When FDA does act there is serious cause for concern about what additional effects new regulatory oversight could have on LDT innovation. FDA review periods for IVDs, both PMA and 510(k), have steadily lengthened over the last decade, while the total number of annual clearances has steadily declined. At the same time there has been no concurrent increase in the average complexity of IVDs submitted that might account for the review process getting longer, as complex, algorithm-interpreted tests tend to be offered far more often as LDTs than IVDs (Pathwork Diagnostics being a notable exception, and its recent failure will likely only encourage the trend).

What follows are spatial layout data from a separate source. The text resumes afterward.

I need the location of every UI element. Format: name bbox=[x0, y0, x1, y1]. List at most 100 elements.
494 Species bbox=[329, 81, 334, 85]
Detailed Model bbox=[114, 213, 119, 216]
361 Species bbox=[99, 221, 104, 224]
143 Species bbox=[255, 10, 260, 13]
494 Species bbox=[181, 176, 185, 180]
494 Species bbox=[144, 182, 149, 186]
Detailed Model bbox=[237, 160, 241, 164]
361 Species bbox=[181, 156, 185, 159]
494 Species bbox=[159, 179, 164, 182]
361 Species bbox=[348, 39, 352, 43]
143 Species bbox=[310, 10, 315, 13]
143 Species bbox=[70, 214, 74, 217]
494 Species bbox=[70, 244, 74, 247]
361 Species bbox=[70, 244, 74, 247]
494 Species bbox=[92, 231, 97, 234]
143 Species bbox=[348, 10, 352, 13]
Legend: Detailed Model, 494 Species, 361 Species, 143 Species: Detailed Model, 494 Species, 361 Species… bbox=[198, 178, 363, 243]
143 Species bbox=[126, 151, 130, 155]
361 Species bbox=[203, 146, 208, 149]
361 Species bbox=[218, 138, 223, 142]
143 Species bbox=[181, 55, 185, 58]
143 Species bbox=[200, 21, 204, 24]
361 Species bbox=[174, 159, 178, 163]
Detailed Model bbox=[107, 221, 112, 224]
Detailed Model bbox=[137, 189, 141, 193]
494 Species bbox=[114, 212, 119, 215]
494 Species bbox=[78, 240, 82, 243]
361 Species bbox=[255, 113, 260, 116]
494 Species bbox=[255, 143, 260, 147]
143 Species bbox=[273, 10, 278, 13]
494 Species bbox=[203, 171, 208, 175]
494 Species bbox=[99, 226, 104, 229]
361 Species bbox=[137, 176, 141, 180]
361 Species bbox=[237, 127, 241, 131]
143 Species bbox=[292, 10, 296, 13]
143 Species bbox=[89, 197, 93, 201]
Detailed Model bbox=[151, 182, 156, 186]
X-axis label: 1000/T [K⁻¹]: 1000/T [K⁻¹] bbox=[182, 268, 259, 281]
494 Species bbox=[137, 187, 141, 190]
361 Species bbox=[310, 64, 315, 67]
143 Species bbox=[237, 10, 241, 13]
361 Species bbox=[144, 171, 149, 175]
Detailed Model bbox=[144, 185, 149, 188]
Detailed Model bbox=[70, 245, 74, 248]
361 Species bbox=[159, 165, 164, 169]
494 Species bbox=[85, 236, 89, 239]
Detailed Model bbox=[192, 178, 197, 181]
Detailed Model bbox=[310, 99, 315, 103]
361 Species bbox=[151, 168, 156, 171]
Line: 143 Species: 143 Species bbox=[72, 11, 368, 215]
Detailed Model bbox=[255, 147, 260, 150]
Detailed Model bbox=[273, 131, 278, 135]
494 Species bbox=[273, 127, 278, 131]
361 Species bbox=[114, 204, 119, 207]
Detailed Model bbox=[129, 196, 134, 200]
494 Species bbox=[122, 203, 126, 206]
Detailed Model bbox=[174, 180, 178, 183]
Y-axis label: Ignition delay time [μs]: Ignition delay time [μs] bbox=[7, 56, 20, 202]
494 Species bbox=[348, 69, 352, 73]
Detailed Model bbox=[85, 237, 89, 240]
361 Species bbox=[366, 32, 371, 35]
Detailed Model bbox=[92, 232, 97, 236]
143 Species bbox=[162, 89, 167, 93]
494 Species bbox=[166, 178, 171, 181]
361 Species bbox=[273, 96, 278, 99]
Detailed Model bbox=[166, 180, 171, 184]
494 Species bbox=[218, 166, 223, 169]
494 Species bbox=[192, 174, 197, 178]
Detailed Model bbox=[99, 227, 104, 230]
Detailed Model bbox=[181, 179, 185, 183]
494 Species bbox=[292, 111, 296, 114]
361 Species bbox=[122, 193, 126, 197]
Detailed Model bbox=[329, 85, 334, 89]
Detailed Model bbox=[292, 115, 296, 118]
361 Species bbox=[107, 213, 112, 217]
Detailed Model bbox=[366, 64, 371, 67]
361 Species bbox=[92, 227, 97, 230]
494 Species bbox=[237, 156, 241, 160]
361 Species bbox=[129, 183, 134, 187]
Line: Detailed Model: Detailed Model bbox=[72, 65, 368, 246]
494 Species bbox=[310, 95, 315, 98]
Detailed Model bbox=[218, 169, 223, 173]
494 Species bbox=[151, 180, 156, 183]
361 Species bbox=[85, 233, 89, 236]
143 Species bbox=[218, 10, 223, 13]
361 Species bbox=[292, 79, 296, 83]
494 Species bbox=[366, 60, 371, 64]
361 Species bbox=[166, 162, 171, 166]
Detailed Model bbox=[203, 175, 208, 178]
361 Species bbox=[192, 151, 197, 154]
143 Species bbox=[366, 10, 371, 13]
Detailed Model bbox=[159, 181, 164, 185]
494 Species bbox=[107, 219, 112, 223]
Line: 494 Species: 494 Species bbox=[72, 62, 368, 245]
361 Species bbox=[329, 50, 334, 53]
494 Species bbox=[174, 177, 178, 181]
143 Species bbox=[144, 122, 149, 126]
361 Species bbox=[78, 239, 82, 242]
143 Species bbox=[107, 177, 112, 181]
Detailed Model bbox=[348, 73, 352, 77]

Imposing the same challenged review processes and infrastructure that are used by FDA to clear and approve IVDs may bring LDTs onto the same playing field as IVDs, and may improve public safety (FDA stated in the PPM that it knows of harm having come to patients from poorly validated LDTs), but it may also contribute to stifling innovation in LDTs.

Indeed some of the factors that make the pre- and post-market conditions more attractive for LDTs might make sense for all tests. For example, tests that are validated using data from retrospective analyses of tissue libraries (common for LDTs) rather than validated by far more costly and lengthy prospective studies (often required of IVDs) may yield the same quality product, at least for lower risk tests.

One thing that LDT and IVD developers can agree on is that a lack of transparency is frustrating and stultifying. Medicare’s inability to get its act together on test reimbursement is not just a drag on the market but is literally closing projects and companies down, and the lack of transparency in the rate-setting process only compounds these negative effects.

FDA has an opportunity to be a much more positive player in advancing personalized medicine, by clearly stating the steps it intends to take in regulating all tests, and by ensuring that those steps do the most they can to encourage innovation while not compromising public safety. Hopefully having to deal with tests such as 23andMe’s, which blur the line between IVD and LDT, motivates FDA to define very clearly what the standards are for regulatory oversight.